Elevation of Privilege is a card game that is designed by Adam Shostack but the experts are not at all aware of the security aspects. In order to engage the users with support and non threatening models, utilization of the game props are required to be utilized properly. The game is designed for 3 to 5 players it means that not more tha5 players can play the game accordingly. The EoP game is consists of 84 cards, including 2 instruction cards, 1 play and strategy flowchart card, 74 playing cards, 6 reference cards, and an ‘about’ card. Six different suits are associated t the game such as Spoofing, Tampering, Repudiation, Information Disclosure, Denial of Service, and Elevation of Privilege.
The STRIDE model is used for modeling the threat. Each of the suits are consists of different card numbers like the genera play cards starting from 2 and end up to 10, jack, queen, king ad ace. The tempering card starts with 3 as repetition of cards can be avoided but due to lack of enough hints this is not possible.
Application: The stride Threat Model
Security modeling is referred to as one of the most effective and efficient thing that is strictly required to be considered for minimizing the security issues that affects the normal flow of any system. For fuzzing technique or for any other dynamic testing STRIDE security model is very much important. In order to theft confidential data from the server or storage different attackers use different kind of attack mechanisms. Based on the threats and their side effects those are required to be differentiated in different names or categories. The STRIDE model is the derived acronym for different six threats such as spoofing, tempering, repudiation, non- repudiation, and information disclosure, denial of services and Elevation of Privilege (EOP). The six threat categories are elaborated below:
Spoofing identity: Spoofing is an attacking approach where the hackers illegally access the authenticated user’s information such as password and user name to fulfill their unethical requirements.

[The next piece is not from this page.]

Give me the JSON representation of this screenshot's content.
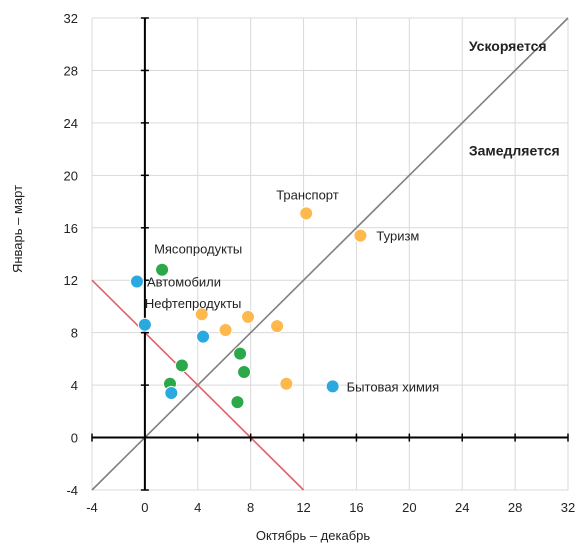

Temper with information or data: Data tempering is referred to as a malicious data modification approach. In this case, unauthenticated changes are made in the database or information storage without taking permission from the storage owner. Basically, during the time of data update or data alteration and data transfer phase, this kind of attacks took place y the hackers. While data is transferred from one computer to another the network even also might get attacked.
Repudiation: The repudiation threat is associated with those users who deny performing the required actions for data modification and access. This kind of threats took place by the users within the system through illegal operation of the users. In order to prohibit the operation no such actionable forces are available in the market. Non-Repudiation: It is referred to as a system ability that allows the system to counter repudiation threat. The consumers who are buying products might have to sign in to the system for getting receipt. With the receipt the seller will get a proof to ensure that they have bought the product.
Information disclosure: In this case the unauthorized users get opportunities to access data from the server. In this threat the users who are authorized to access data from the server can access data from the storage but at the same time the users who have o permission can also access information unethically. Denial of Service: Due to lack of system reliability and availability DOS attack might took place in a system.
The DOS attacks deny the services for the validate users. If the web server becomes temporarily unavailable to the users then, the users will fail to protect the information from the external attackers. By improving the reliability and availability of the system the server could keep secured from the external attacker. Elevation of privilege: In this type of threats the unprivileged users get opportunity to access information from the server. Through this approach they do get sufficient chances to destroy an entire system. In order to keep the information secured from the external attackers proper defense mechanism.
References
Dauer, P., Khondoker, R., Marx, R. & Bayarou, K., (2015), June. Security Analysis of Software Defined Networking Applications for Monitoring and Measurement: sFlow and BigTap. In The 10th International Conference on Future Internet (pp. 51-56). ACM.
Georgescu, M., Hazeyama, H., Okuda, T., Kadobayashi, Y. &Yamaguchi, S., (2016), February. The STRIDE Towards IPv6: A Comprehensive Threat Model for IPv6 Transition Technologies. In ICISSP (pp. 243-254).
Marback, A., Do, H., He, K., Kondamarri, S. & Xu, D., (2013). A threat model?based approach to security testing. Software: Practice and Experience, 43(2), pp.241-258.
Scandariato, R., Wuyts, K. & Joosen, W., (2015). A descriptive study of Microsoft’s threat modeling technique. Requirements Engineering, 20(2), pp.163-180.
Xin, T. & Xiaofang, B., (2014). Online Banking Security Analysis based on STRIDE Threat Model. International Journal of Security and Its Applications, 8(2), pp.271-282.